When we start to fall asleep, we move from stage one (drowsiness) into stage 2 sleep, which is the transition stage before entering REM sleep. REM sleep (rapid eye movement) is where we dream. Dreaming is critical to a good night's sleep. When we enter stage two sleep, muscular activity is inhibited. This is a function that occurs primarily to keep the dreamer from physically acting out the movements of their dreams, since the part of the brain that controls muscular movement cannot tell the difference between you dreaming of walking down the stairs and the actual action of walking down the stairs. This muscular inhibition is very important, and is accomplished by suppressing the movement of signals from the brain along the spine. Unfortunately, problems develop as we age.
The first problem is that the muscles of the soft palate become weaker, allowing it to sag.
The second problem is that communication between the diaphragm and the brain becomes obstructed.

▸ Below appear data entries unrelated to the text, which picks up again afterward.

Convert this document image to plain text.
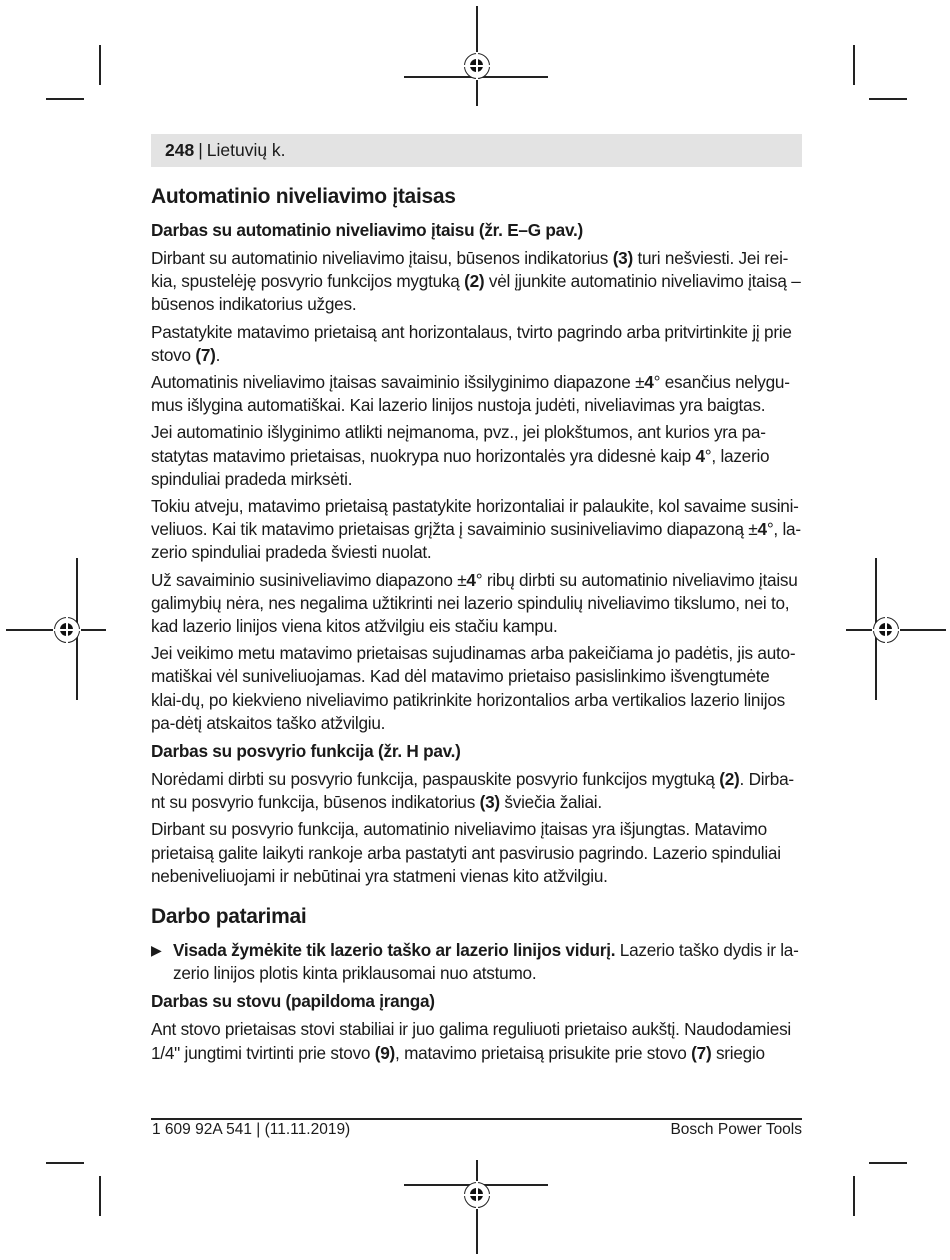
248 | Lietuvių k.
Automatinio niveliavimo įtaisas
Darbas su automatinio niveliavimo įtaisu (žr. E–G pav.)

Dirbant su automatinio niveliavimo įtaisu, būsenos indikatorius (3) turi nešviesti. Jei rei-kia, spustelėję posvyrio funkcijos mygtuką (2) vėl įjunkite automatinio niveliavimo įtaisą – būsenos indikatorius užges.

Pastatykite matavimo prietaisą ant horizontalaus, tvirto pagrindo arba pritvirtinkite jį prie stovo (7).

Automatinis niveliavimo įtaisas savaiminio išsilyginimo diapazone ±4° esančius nelygu-mus išlygina automatiškai. Kai lazerio linijos nustoja judėti, niveliavimas yra baigtas.

Jei automatinio išlyginimo atlikti neįmanoma, pvz., jei plokštumos, ant kurios yra pa-statytas matavimo prietaisas, nuokrypa nuo horizontalės yra didesnė kaip 4°, lazerio spinduliai pradeda mirksėti.

Tokiu atveju, matavimo prietaisą pastatykite horizontaliai ir palaukite, kol savaime susini-veliuos. Kai tik matavimo prietaisas grįžta į savaiminio susiniveliavimo diapazoną ±4°, la-zerio spinduliai pradeda šviesti nuolat.

Už savaiminio susiniveliavimo diapazono ±4° ribų dirbti su automatinio niveliavimo įtaisu galimybių nėra, nes negalima užtikrinti nei lazerio spindulių niveliavimo tikslumo, nei to, kad lazerio linijos viena kitos atžvilgiu eis stačiu kampu.

Jei veikimo metu matavimo prietaisas sujudinamas arba pakeičiama jo padėtis, jis auto-matiškai vėl suniveliuojamas. Kad dėl matavimo prietaiso pasislinkimo išvengtumėte klai-dų, po kiekvieno niveliavimo patikrinkite horizontalios arba vertikalios lazerio linijos pa-dėtį atskaitos taško atžvilgiu.

Darbas su posvyrio funkcija (žr. H pav.)

Norėdami dirbti su posvyrio funkcija, paspauskite posvyrio funkcijos mygtuką (2). Dirba-nt su posvyrio funkcija, būsenos indikatorius (3) šviečia žaliai.

Dirbant su posvyrio funkcija, automatinio niveliavimo įtaisas yra išjungtas. Matavimo prietaisą galite laikyti rankoje arba pastatyti ant pasvirusio pagrindo. Lazerio spinduliai nebeniveliuojami ir nebūtinai yra statmeni vienas kito atžvilgiu.

Darbo patarimai
▶ Visada žymėkite tik lazerio taško ar lazerio linijos vidurį. Lazerio taško dydis ir la-zerio linijos plotis kinta priklausomai nuo atstumo.
Darbas su stovu (papildoma įranga)

Ant stovo prietaisas stovi stabiliai ir juo galima reguliuoti prietaiso aukštį. Naudodamiesi 1/4" jungtimi tvirtinti prie stovo (9), matavimo prietaisą prisukite prie stovo (7) sriegio

1 609 92A 541 | (11.11.2019)	Bosch Power Tools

The result is that upon entering stage two sleep, the muscles holding the soft palate out of the air-way is reduced, allowing it to sag into the airway. While this is happening, the same inhibition of muscle movement is reducing the signals to the diaphragm on an already obstructed channel. As a result, breathing becomes shallower and shallower because of insufficient signal strength to the diamphragmic muscles.
This drops blood oxygen levels. The normal proportional control cannot maintain the desired level and a safety back-up system comes in. When the blood oxygen level gets low enough to cause the individual to suffer physiological damage, a bi-valent system intervenes and causes the body to make a large and immediate inhalation. This can suck the sagging-soft palate into the airway.
This causes the subject to awaken with a loud snort. Respiration becomes somewhat normal again as the sleeper escapes entry into stage two sleep. However, as they begin to drift off to sleep again, they once again move into stage two, the muscle palate sags, the signal to the diaphragm diminishes and the cycle begins again. The resulting snorts usually awakens the subject every minute or so.